理学療法学Supplement
Vol.36 Suppl. No.2 (第44回日本理学療法学術大会 抄録集)
セッションID: P2-279
会議情報

神経系理学療法
ALS患者における体幹回旋可動性と肩関節可動性との関連
中島 光裕岩中 暁美馬屋原 康高桑田 麻衣子花岡 匡子
著者情報
会議録・要旨集 フリー

詳細
抄録
【緒言】慢性期のALS患者(以下,ALS患者)には比較的体幹の可動性低下を引き起こしやすく,特に男性患者では顕著である傾向があったことを前回報告した.今回はALS患者の排痰などを目的とした体位ドレナージを難しくする要因となる肩関節の可動性低下に注目した.しかし,ALS患者の体幹と肩関節の関連に対する研究は少ない.そこで本研究では,ALS患者における体幹回旋運動と肩関節運動,特に屈曲及び外転運動の可動性低下についての関連性を明らかにすることを目的とした.
【対象】ALS患者16例(【男性:8例】年齢: 66.0±12.6才,臥床期間:50.6±16.1ケ月,身長:169.1±8.1cm,体重:50.6±16.1kg,【女性:8例】年齢:60.1±10.4才,臥床期間:40.5±13.7ケ月,身長:151.5±3.8cm,体重:39.1±4.2kg)を対象とした.また,全症例臥床・気管切開による侵襲的人工呼吸管理状態である.
【方法】体幹回旋角度は,基本軸を両肩峰を結ぶ床との平行線,移動軸を両上前腸骨棘を結ぶ線とし,仰臥位にて肩甲帯を床面に固定、骨盤を他動的に回旋させ測定機器(自主作成)を利用し測定した.測定値および統計処理に関して,体幹回旋と肩関節屈曲・外転の可動性低下の関連は,体幹回旋角度は左右の合計値,肩関節屈曲及び外転角度は良側の値とし,これらの散布図より近似曲線を算出し,相関関係を検討した.体幹回旋角度,肩関節屈曲及び外転角度の男女間での比較は,いずれも平均値±標準偏差で表し,Man-WhitneyのU検定を用いて,2群間の比較を行った.有意水準5%とした.尚,研究に際し,患者及び家族に説明し同意を得た.

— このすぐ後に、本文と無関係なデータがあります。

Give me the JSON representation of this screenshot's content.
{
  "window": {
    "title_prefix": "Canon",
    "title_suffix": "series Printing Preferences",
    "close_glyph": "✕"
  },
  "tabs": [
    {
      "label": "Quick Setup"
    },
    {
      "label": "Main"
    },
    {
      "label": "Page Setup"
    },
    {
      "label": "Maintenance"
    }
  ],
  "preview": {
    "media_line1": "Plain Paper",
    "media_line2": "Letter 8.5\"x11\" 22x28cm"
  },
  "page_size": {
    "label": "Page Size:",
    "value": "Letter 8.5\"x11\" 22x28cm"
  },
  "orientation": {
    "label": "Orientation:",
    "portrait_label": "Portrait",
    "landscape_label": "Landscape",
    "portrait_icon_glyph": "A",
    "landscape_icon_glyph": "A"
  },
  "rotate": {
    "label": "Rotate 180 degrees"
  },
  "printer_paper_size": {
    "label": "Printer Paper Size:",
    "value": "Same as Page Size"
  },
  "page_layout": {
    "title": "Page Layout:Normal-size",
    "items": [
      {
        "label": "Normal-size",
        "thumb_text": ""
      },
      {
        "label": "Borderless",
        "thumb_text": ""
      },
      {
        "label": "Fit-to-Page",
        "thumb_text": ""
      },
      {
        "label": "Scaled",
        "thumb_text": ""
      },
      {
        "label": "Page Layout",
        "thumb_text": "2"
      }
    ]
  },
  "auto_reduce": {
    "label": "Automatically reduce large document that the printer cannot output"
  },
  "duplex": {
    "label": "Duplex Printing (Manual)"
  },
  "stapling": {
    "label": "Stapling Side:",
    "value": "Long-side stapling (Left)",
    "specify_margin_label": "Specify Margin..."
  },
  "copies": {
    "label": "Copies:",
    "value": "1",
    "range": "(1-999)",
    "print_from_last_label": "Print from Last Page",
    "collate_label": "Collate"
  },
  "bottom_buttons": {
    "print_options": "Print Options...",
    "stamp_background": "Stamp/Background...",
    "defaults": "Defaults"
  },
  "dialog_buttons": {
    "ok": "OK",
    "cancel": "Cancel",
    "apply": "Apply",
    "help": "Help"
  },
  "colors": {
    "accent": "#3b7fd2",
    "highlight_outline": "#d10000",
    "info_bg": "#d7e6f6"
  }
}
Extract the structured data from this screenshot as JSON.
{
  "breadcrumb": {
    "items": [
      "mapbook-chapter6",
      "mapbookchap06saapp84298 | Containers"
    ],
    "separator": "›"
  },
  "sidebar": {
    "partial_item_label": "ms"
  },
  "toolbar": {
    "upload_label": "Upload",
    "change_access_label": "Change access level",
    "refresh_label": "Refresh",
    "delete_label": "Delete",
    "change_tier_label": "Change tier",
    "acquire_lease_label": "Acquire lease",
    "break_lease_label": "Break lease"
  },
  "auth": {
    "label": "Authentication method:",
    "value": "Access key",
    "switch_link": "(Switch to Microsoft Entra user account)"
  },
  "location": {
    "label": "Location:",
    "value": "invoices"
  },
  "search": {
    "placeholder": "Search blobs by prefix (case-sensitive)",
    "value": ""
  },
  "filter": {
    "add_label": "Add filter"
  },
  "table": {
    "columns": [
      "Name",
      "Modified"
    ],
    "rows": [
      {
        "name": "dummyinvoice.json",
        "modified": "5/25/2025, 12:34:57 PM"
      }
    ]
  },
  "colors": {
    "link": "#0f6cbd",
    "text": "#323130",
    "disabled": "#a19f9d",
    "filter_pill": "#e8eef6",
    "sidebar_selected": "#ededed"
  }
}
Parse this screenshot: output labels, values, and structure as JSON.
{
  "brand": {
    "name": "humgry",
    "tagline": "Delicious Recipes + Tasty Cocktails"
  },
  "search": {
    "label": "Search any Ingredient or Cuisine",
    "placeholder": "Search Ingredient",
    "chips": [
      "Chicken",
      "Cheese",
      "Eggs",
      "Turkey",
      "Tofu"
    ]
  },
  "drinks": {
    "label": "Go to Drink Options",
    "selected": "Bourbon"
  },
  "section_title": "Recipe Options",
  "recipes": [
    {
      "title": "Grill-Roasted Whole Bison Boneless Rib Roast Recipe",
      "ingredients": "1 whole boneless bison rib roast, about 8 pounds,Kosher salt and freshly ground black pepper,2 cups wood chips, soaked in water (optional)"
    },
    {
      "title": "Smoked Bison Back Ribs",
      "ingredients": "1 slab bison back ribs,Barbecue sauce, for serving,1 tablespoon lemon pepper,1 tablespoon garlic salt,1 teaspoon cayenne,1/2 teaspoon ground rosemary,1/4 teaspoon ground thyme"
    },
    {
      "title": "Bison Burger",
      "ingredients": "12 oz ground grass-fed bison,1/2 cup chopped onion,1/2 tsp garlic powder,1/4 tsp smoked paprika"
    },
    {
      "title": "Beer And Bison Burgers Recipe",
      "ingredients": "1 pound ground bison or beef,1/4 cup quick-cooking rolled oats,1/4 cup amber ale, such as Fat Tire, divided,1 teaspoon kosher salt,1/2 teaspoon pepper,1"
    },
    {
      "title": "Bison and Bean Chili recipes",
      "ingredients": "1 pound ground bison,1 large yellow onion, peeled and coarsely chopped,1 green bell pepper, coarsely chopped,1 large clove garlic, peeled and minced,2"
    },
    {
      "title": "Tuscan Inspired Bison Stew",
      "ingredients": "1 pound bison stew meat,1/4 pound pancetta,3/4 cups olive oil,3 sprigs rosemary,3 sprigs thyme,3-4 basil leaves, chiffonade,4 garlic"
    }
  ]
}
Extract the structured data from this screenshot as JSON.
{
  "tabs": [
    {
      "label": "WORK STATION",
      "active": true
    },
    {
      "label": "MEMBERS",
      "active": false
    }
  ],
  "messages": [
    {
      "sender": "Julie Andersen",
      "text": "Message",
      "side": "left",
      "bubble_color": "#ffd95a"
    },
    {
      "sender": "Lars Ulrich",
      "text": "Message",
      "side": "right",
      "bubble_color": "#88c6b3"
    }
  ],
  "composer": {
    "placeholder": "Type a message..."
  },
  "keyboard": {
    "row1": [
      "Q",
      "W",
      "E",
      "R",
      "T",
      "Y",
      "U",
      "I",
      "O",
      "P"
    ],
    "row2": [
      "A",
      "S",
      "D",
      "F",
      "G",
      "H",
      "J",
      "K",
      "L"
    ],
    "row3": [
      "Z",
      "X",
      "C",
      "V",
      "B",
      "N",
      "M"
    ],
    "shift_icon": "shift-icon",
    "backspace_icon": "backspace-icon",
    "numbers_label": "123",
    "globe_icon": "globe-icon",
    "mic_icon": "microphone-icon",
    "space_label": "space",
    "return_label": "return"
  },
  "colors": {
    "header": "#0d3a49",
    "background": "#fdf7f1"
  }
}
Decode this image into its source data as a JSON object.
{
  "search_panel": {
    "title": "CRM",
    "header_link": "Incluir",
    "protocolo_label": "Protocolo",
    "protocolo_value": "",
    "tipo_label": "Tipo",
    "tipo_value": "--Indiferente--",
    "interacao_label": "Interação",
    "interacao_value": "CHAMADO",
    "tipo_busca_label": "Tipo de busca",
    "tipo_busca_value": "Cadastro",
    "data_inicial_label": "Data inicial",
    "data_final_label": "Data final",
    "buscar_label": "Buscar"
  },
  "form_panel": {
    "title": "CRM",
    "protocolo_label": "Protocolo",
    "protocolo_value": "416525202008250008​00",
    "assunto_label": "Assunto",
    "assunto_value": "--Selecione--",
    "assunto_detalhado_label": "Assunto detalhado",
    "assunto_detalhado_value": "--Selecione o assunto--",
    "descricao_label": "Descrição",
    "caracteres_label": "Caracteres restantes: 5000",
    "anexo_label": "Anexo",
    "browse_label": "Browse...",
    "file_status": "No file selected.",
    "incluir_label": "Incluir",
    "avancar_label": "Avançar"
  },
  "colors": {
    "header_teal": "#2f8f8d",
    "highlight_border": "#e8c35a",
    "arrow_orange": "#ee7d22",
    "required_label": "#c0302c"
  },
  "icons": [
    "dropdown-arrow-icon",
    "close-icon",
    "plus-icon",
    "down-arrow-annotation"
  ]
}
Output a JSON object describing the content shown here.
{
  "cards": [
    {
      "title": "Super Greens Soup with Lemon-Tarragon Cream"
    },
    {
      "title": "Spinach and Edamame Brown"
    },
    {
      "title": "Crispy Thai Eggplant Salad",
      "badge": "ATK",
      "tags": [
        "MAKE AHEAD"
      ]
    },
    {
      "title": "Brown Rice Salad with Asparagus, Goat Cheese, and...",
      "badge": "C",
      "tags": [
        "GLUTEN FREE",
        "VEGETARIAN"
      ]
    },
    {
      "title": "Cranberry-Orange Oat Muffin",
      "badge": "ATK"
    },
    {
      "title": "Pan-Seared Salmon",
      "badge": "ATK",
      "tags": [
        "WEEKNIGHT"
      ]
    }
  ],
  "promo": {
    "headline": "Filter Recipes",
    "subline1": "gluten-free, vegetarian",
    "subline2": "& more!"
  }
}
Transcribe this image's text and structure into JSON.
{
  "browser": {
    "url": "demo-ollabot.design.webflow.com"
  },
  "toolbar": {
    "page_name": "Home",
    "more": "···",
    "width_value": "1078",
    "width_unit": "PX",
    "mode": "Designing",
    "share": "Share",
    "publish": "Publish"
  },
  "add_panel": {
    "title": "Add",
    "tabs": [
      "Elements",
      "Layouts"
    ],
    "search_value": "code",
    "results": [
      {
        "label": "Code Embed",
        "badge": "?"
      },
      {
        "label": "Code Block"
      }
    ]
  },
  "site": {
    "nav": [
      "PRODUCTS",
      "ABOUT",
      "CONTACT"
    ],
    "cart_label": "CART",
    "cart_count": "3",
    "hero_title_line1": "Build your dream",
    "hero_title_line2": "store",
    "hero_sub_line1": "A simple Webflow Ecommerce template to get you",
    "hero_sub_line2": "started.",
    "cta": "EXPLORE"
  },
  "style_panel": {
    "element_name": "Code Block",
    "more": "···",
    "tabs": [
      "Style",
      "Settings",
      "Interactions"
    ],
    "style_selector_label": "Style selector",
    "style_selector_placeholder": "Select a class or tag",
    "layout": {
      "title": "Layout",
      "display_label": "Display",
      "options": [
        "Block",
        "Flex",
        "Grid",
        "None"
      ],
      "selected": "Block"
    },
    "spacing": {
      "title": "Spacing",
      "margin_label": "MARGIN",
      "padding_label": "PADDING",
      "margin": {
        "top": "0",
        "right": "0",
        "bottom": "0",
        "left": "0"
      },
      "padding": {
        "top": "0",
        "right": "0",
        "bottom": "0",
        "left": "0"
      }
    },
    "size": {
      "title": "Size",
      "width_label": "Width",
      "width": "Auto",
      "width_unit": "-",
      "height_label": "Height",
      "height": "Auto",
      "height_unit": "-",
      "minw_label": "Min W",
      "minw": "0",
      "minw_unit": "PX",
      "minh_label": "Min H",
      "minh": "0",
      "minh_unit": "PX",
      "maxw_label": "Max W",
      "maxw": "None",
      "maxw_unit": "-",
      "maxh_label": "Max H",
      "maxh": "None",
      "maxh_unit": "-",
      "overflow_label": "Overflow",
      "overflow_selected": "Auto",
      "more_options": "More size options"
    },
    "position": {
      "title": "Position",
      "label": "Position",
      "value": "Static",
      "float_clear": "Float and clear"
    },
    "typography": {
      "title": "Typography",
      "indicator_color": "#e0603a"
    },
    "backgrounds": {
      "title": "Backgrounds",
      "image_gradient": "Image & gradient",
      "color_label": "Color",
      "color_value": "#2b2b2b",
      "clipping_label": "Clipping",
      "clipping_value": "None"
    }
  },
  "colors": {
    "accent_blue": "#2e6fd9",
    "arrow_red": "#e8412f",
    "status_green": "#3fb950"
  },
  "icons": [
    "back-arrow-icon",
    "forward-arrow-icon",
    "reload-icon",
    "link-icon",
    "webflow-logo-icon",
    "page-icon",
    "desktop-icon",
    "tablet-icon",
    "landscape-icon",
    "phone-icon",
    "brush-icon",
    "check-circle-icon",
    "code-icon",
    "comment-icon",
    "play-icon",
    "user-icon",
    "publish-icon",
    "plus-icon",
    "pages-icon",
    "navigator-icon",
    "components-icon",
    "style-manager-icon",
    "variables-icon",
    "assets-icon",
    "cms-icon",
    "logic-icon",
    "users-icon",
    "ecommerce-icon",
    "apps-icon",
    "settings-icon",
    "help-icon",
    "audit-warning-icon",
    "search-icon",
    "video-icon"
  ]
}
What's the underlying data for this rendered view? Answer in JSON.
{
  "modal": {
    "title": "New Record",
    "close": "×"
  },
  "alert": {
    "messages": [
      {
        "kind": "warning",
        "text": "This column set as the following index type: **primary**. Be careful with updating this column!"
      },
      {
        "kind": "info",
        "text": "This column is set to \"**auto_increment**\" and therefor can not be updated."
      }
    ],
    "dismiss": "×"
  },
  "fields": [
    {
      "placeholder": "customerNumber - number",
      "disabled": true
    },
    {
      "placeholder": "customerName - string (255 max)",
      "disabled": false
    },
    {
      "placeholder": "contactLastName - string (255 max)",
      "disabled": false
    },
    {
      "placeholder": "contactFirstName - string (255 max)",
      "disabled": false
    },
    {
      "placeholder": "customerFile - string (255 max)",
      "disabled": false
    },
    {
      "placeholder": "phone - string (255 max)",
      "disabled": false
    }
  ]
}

【結果】ALS患者男女の体幹回旋角度と肩関節屈曲角度との間に正の相関関係が認められ(r=0.81),肩関節外転角度との間にも正の相関関係が認められた(r=0.71).また,男性ALS患者の体幹回旋角度平均値は52.14±5.67度,女性は86.88±11.93,肩関節屈曲角度平均値は67.86±6.99度,女性は86.88±9.23度,肩関節外転角度平均値は71.43±7.48度,女性は93.75±11.26度であり,いずれも男女間で有意に変化した(p<0.01).
【考察】今回の研究において,ALS患者には体幹だけでなく肩関節の可動性低下も比較的引き起こしやすく,特に男性患では顕著である傾向があると同時に,肩関節可動性が低下している患者ほど,体幹可動性は低下している傾向にあることが明らかとなった.ただ,体幹と肩関節の可動性低下に関する発生時期や経過の比較など詳細な部分まで検討することが出来ていない.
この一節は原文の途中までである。